Re: "Hits" pragma

Paul Burchard	<burchard@cs.princeton.edu> writes:
> 
> Talking to several people privately, I've been convinced that  
> "bundled request" reporting information would most naturally be  
> placed into a Forwarded header, instead of a Pragma.  Forwarded  
> headers have similar semantics to Pragmas (they accumulate and must  
> be passed on down the line of proxies), and already represent a  
> primitive form of reporting.
> 
> So, keeping in mind Brian Behlendorf's requirements list, here is a  
> more refined proposal containing two extensions of the Forwarded  
> header.  I think both should be considered, since they provide  
> different balances between the demands of proxies and servers.
> 
> The first (proxy-biased) extension, which only requires constant  
> storage per cached item at the proxy, adds a "count" clause to the  
> Forwarded header:
> 
> 	Forwarded: by http://proxy/ count 34
> 
> This is equivalent to the hits pragma, except that hit counts are   
> assigned to specific "leaf" proxies.  To be precise:  The count is  
> reset to zero after the proxy forwards a request.  Thereafter, every  
> request for the resource received _without_ any Forwarded headers  
> increases the count by one; every request _with_ one or more  
> Forwarded headers simply contributes its Forwarded headers to the  
> eventual list of headers to be submitted by the proxy.
GREAT! I think, this will satisty people 'just wondering' about hit counts.
> The second extension, which supplies a more acceptable level of  
> information, but at the cost of proxy storage proportional to the  
> number of hits received, adds an "mfor" (multiple-for) clause to the  
> Forwarded header:
> 
> 	Forwarded: by http://proxy/ mfor Pr5CH77RbN7g0HTux90R7GHK
> 
> Here, the argument of the "mfor" clause is a compressed logfile,  
> representing those requests received by the proxy for this resource  
> since last forwarding, which did not contain any Forwarded headers  
> of their own (as before, requests forwarded from proxies upstream  
> simply contribute their own Forwarded headers).
I think the detailed reporting mechanism can better be done external
to the http protocol. In the http we should specify only an option for
information providers (e.g. Web page owners) to specify such requirements
in a standardised way. This can be done by introducing a
Hit-reports-to: URL [format-spec]
header or something like that.
Additionally, according to the discussion in this list, we can state, that using
this header is legal only in a http response, which contain a valid
Expires: header.
I suggest, that at least http (which should be acted trough POST or PUT?)
and mailto URL shall be applicable here.
The second important thing is to specify the optional format-spec, 
(the default may be the 'common log file format' described in
http://www.w3.org/hypertext/WWW/Daemon/User/Config/Logging.html#common-logfile-format ),
because we can't specify now the possible other formats in detail.
Maybe somebody requires filling a form, for that case we shall enable 
http url-s as format specifiers. This adds of course some complexity
implementing compliant caches, but this is a relative simple way for customisation, and filling the from requires human intervention, which improves security 
(but depends on exact knowledge of security policies, which in turn is a MUST
requirement to any computer user.)
> What needs to be decided more precisely is (a) the compression  
> algorithm to be applied to the logfile, and (b) the format and  
> fields of the logfile.  Brian Behlendorf suggested a good minimum  
> set of log fields:  host, timestamp, referer (although some sort of  
> "host hiding" should probably be supported for privacy/security  
> reasons).  Any suggestions for the compression?  It would be nice to  
> have something that could be used incrementally by the proxy to  
> save space.
Compression is a good idea, but its applicability depends on the protocols,
carrying the information.
I suggest, that including log files (using even very sophisticated compression
techniques) in http request headers is dangerous:
resulting many 1000 char continuation lines may break too many implementations.

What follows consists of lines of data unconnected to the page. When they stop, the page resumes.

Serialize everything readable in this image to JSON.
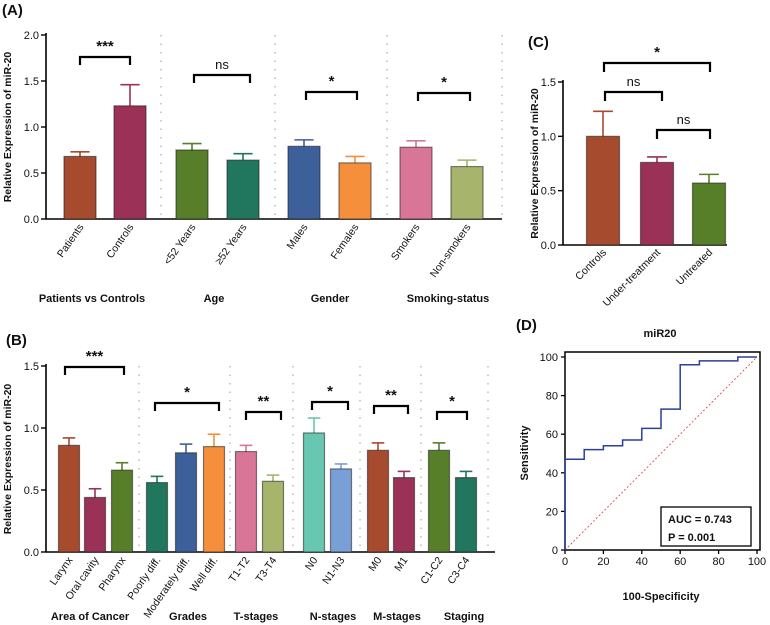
{
  "chart_data": [
    {
      "panel": "(A)",
      "type": "bar",
      "ylabel": "Relative Expression of miR-20",
      "ylim": [
        0,
        2.0
      ],
      "yticks": [
        "0.0",
        "0.5",
        "1.0",
        "1.5",
        "2.0"
      ],
      "categories": [
        "Patients",
        "Controls",
        "<52 Years",
        "≥52 Years",
        "Males",
        "Females",
        "Smokers",
        "Non-smokers"
      ],
      "values": [
        0.68,
        1.23,
        0.75,
        0.64,
        0.79,
        0.61,
        0.78,
        0.57
      ],
      "errors": [
        0.05,
        0.23,
        0.07,
        0.07,
        0.07,
        0.07,
        0.07,
        0.07
      ],
      "colors": [
        "#a64b2d",
        "#9b3157",
        "#577f2a",
        "#21775e",
        "#3d5f9a",
        "#f58f3c",
        "#d97597",
        "#a6b56b"
      ],
      "groups": [
        {
          "label": "Patients vs Controls",
          "sig": "***"
        },
        {
          "label": "Age",
          "sig": "ns"
        },
        {
          "label": "Gender",
          "sig": "*"
        },
        {
          "label": "Smoking-status",
          "sig": "*"
        }
      ]
    },
    {
      "panel": "(B)",
      "type": "bar",
      "ylabel": "Relative Expression of miR-20",
      "ylim": [
        0,
        1.5
      ],
      "yticks": [
        "0.0",
        "0.5",
        "1.0",
        "1.5"
      ],
      "categories": [
        "Larynx",
        "Oral cavity",
        "Pharynx",
        "Poorly diff.",
        "Moderately diff.",
        "Well diff.",
        "T1-T2",
        "T3-T4",
        "N0",
        "N1-N3",
        "M0",
        "M1",
        "C1-C2",
        "C3-C4"
      ],
      "values": [
        0.86,
        0.44,
        0.66,
        0.56,
        0.8,
        0.85,
        0.81,
        0.57,
        0.96,
        0.67,
        0.82,
        0.6,
        0.82,
        0.6
      ],
      "errors": [
        0.06,
        0.07,
        0.06,
        0.05,
        0.07,
        0.1,
        0.05,
        0.05,
        0.12,
        0.04,
        0.06,
        0.05,
        0.06,
        0.05
      ],
      "colors": [
        "#a64b2d",
        "#9b3157",
        "#577f2a",
        "#21775e",
        "#3d5f9a",
        "#f58f3c",
        "#d97597",
        "#a6b56b",
        "#67c7b0",
        "#7a9fd6",
        "#a64b2d",
        "#9b3157",
        "#577f2a",
        "#21775e"
      ],
      "groups": [
        {
          "label": "Area of  Cancer",
          "sig": "***"
        },
        {
          "label": "Grades",
          "sig": "*"
        },
        {
          "label": "T-stages",
          "sig": "**"
        },
        {
          "label": "N-stages",
          "sig": "*"
        },
        {
          "label": "M-stages",
          "sig": "**"
        },
        {
          "label": "Staging",
          "sig": "*"
        }
      ]
    },
    {
      "panel": "(C)",
      "type": "bar",
      "ylabel": "Relative Expression of miR-20",
      "ylim": [
        0,
        1.5
      ],
      "yticks": [
        "0.0",
        "0.5",
        "1.0",
        "1.5"
      ],
      "categories": [
        "Controls",
        "Under-treatment",
        "Untreated"
      ],
      "values": [
        1.0,
        0.76,
        0.57
      ],
      "errors": [
        0.23,
        0.05,
        0.08
      ],
      "colors": [
        "#a64b2d",
        "#9b3157",
        "#577f2a"
      ],
      "comparisons": [
        {
          "from": "Controls",
          "to": "Under-treatment",
          "sig": "ns"
        },
        {
          "from": "Under-treatment",
          "to": "Untreated",
          "sig": "ns"
        },
        {
          "from": "Controls",
          "to": "Untreated",
          "sig": "*"
        }
      ]
    },
    {
      "panel": "(D)",
      "type": "line",
      "title": "miR20",
      "xlabel": "100-Specificity",
      "ylabel": "Sensitivity",
      "xlim": [
        0,
        100
      ],
      "ylim": [
        0,
        100
      ],
      "xticks": [
        "0",
        "20",
        "40",
        "60",
        "80",
        "100"
      ],
      "yticks": [
        "0",
        "20",
        "40",
        "60",
        "80",
        "100"
      ],
      "series": [
        {
          "name": "ROC",
          "color": "#2b3f9e",
          "x": [
            0,
            0,
            10,
            10,
            20,
            20,
            30,
            30,
            40,
            40,
            50,
            50,
            60,
            60,
            70,
            70,
            80,
            90,
            90,
            100
          ],
          "y": [
            0,
            47,
            47,
            52,
            52,
            54,
            54,
            57,
            57,
            63,
            63,
            73,
            73,
            96,
            96,
            98,
            98,
            98,
            100,
            100
          ]
        },
        {
          "name": "Reference",
          "color": "#d04040",
          "x": [
            0,
            100
          ],
          "y": [
            0,
            100
          ]
        }
      ],
      "annotation": {
        "auc": "AUC = 0.743",
        "p": "P = 0.001"
      }
    }
  ]
}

Privacy/security issues are important here. We shall state, that converting
login@host info into official e-mail address (like F.Last@domain) is legal
and recommended.

Now I make a try to implement this (e.g hit count, Hit-reports-to: and login/site hiding) in ichtus cache, and will report the progress.

Generally, recording hit counts will only improve the caches. Having hit counts,
the garbage collector part of the cache can take it into account, when chooses
files to be deleted.

Andrew. (Endre Balint Nagy) <bne@bne.ind.eunet.hu>

Received on Monday, 14 August 1995 04:59:52 UTC